Dealing with a restricted set of reflections

index_dirax() can also deal with a restricted set of reflections. For example, in electron diffraction measurements, it might occur that the only reflections measured are of the form \(\{ (hk0) \}\). This happens, for example, when measuring diffraction from layered compounds like graphite.

Let’s try to index without prior knowledge first:

>>> from crystals import Crystal, index_dirax
>>> import numpy as np
>>> from itertools import product
>>>
>>> cryst = Crystal.from_database('C') # graphite
>>> indices = product(
...     [-2,-1,0,1,2], #-3 < h < 3
...     [-2,-1,0,1,2], #-3 < k < 3
...     [0]            #     l = 0
... )
>>> peaks = [cryst.scattering_vector(hkl) for hkl in indices]
>>> lattice, hkls = index_dirax(peaks)
Traceback (most recent call last):
crystals.indexing.common.IndexingError: No candidate lattice vectors could be determined.

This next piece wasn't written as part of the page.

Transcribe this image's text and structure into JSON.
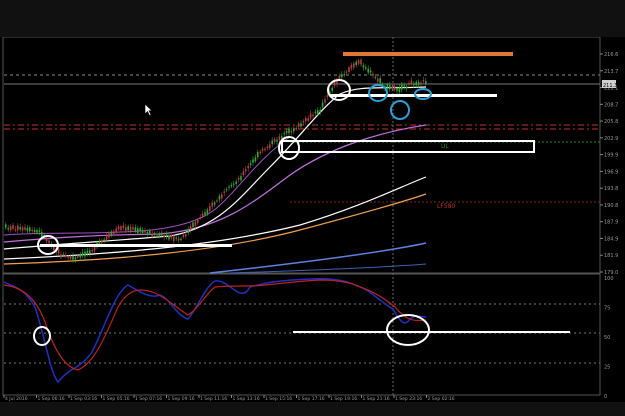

As you can see, there not enough information to index. Let’s now use an initial guess:

>>> lattice, hkls = index_dirax(peaks, initial=cryst) # Lattice or Crystal works here
>>> lattice
< Lattice object with parameters 2.464Å, 2.464Å, 6.711Å, 90.00°, 90.00°, 120.00° >

Great!

Other indexing methods

More specialized and performant indexing methods are planned to be included in crystals. If there’s a particular method you would like to see included, please do not hesitate to raise an issue!